Sobre pais que ensinam os filhos sobre o que é a “vida real”… e sobre os filhos que têm pais assim
Certa vez, numa entrevista, Chico Anysio fez um comentário que me marcou para sempre: “- A única vantagem de ficar velho é saber mais”. Descobri que tem uma verdade e uma mentira nessa afirmação.
A verdade é que quanto mais se vive, mais se aprende, mais estamos preparados para enfrentar os desafios. À medida que ficamos mais velhos, nossa vida tende a ficar menos dramática. Pense nos seus grandes problemas de 10 anos atrás. Se tivesse que enfrentá-los novamente, provavelmente tiraria “de letra”, não é verdade? Enfrentar problemas com serenidade traz muita qualidade de vida.
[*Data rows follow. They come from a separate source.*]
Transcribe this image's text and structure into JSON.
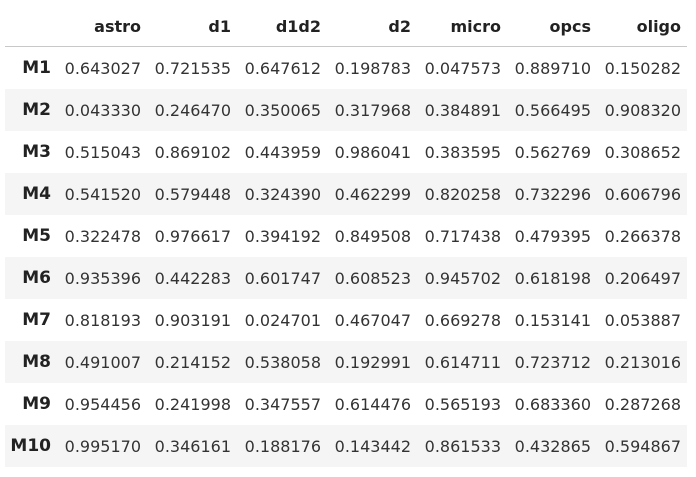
{
  "table": {
    "index_header": "",
    "columns": [
      "astro",
      "d1",
      "d1d2",
      "d2",
      "micro",
      "opcs",
      "oligo"
    ],
    "rows": [
      {
        "label": "M1",
        "values": [
          "0.643027",
          "0.721535",
          "0.647612",
          "0.198783",
          "0.047573",
          "0.889710",
          "0.150282"
        ]
      },
      {
        "label": "M2",
        "values": [
          "0.043330",
          "0.246470",
          "0.350065",
          "0.317968",
          "0.384891",
          "0.566495",
          "0.908320"
        ]
      },
      {
        "label": "M3",
        "values": [
          "0.515043",
          "0.869102",
          "0.443959",
          "0.986041",
          "0.383595",
          "0.562769",
          "0.308652"
        ]
      },
      {
        "label": "M4",
        "values": [
          "0.541520",
          "0.579448",
          "0.324390",
          "0.462299",
          "0.820258",
          "0.732296",
          "0.606796"
        ]
      },
      {
        "label": "M5",
        "values": [
          "0.322478",
          "0.976617",
          "0.394192",
          "0.849508",
          "0.717438",
          "0.479395",
          "0.266378"
        ]
      },
      {
        "label": "M6",
        "values": [
          "0.935396",
          "0.442283",
          "0.601747",
          "0.608523",
          "0.945702",
          "0.618198",
          "0.206497"
        ]
      },
      {
        "label": "M7",
        "values": [
          "0.818193",
          "0.903191",
          "0.024701",
          "0.467047",
          "0.669278",
          "0.153141",
          "0.053887"
        ]
      },
      {
        "label": "M8",
        "values": [
          "0.491007",
          "0.214152",
          "0.538058",
          "0.192991",
          "0.614711",
          "0.723712",
          "0.213016"
        ]
      },
      {
        "label": "M9",
        "values": [
          "0.954456",
          "0.241998",
          "0.347557",
          "0.614476",
          "0.565193",
          "0.683360",
          "0.287268"
        ]
      },
      {
        "label": "M10",
        "values": [
          "0.995170",
          "0.346161",
          "0.188176",
          "0.143442",
          "0.861533",
          "0.432865",
          "0.594867"
        ]
      }
    ]
  },
  "colors": {
    "text": "#222222",
    "stripe": "#f5f5f5",
    "header_rule": "#c8c8c8",
    "background": "#ffffff"
  }
}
A mentira é que, naquele momento, Chico Anísio tentava passar a lição de que os jovens DEVEM escutar os mais velhos, e NÃO contestar tanto. Aí é que a “coisa pega” pra mim. As experiências de vida não são transferíveis de uma pessoa para outra. Embora entenda claramente (e até aceite) o recado, acho bastante perigoso. Ter uma idade mais avançada não significa necessariamente ser uma fonte de sabedoria. O mundo está cheio de pessoas mais velhas que são imaturas, repletas de dores e preconceitos. Quando uma pessoa mais velha tenta passar uma mensagem para outra mais nova, geralmente a faz sob sua ótica e experiência de vida. Em vez de ajudar, pode atrapalhar muito.
Vou contar uma história real para exemplificar. Tenho uma grande amiga aqui em Montevidéu que também é estrangeira. É uma pessoa inteligente, interessante, tem uma vida dinâmica, e parece possuir um dom de atrair amigos e oportunidades. Vive numa casa ampla com jardim e piscina, sempre saudavelmente bagunçada.
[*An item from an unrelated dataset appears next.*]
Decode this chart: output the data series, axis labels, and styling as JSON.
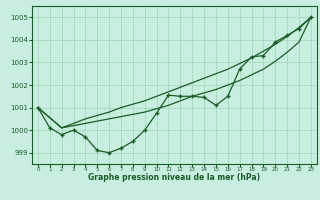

Outro dia, ela comentou que foi a primeira de sua família a fazer um curso superior. E, para tanto, teve que contrariar sua própria mãe. A mãe acreditava que ela não deveria ter seguido os estudos após o ensino médio. Ninguém de sua família havia feito curso superior e “isso não era necessário”. Desde seu ponto de vista, era preciso começar a “vida de verdade” e arrumar um emprego (mais sobre a vida de verdade em um segundo).
Como se não bastasse, mesmo depois de ver o sucesso da filha, com uma carreira internacional e tudo mais, ela continua discordando. Diz que o emprego da filha não é um “emprego de verdade”. Aí vem a frase que mais “gosto” e que já ouvi em várias oportunidades, de várias pessoas diferentes. Sua mãe lhe disse: – “Você não conhece a vida real”. Tem uma variante igualmente interessante: “Um dia você vai aprender como é a vida real!”.
A vida dela me parece bem real. Nossa amizade é bem real, e a abundância que ela atrai para a própria vida me parece bem real. Não me refiro somente à abundância material, mas já nadei na piscina da casa deles e…. é bem real. A água é molhada!
A vida de cada um de nós é uma experiência única. Você pode comparar, usar a experiência de outros para te ajudar, mas, no fim das contas, você aprende mesmo é com suas próprias vivências. É como fazer uma viagem. Você pode pedir dicas a um amigo sobre hotéis, passeios e lugares interessantes. Quando chegar a sua vez, o clima vai ser diferente, as pessoas serão diferentes, as experiências serão diferentes… E, acima de tudo, você é diferente do seu amigo. E o mais importante é que, se você não tomar cuidado, a experiência dos outros pode limitar as suas.
Nossa vida é cheia de amarras invisíveis. A frase “Você não conhece a vida real” geralmente é dita por pessoas que tiveram uma vida sofrida, e, muitas vezes não conseguem admitir para si mesmo que fizeram escolhas ruins na vida. Quantos pais fazem os filhos passarem por provações e privações para prepará-los para a vida real? Será que isso é bom mesmo? Tenho minhas dúvidas e minha própria teoria sobre isso. Aliás, a teoria não é minha, mas decidi adotá-la: nós atraímos tudo aquilo que vivenciamos.
Longe de ser um estímulo à rebeldia, quero fazer um convite à reflexão. Quando baseamos nossas decisões nas experiências dos outros, descartamos um pouco de vida. Pude perceber que minha amiga, de certa forma, carrega um certo peso por discordar da própria mãe, por não ter sua aprovação e, de alguma forma, decepcioná-la, mas tenho certeza de que não está arrependida de sua decisão de viver a própria vida.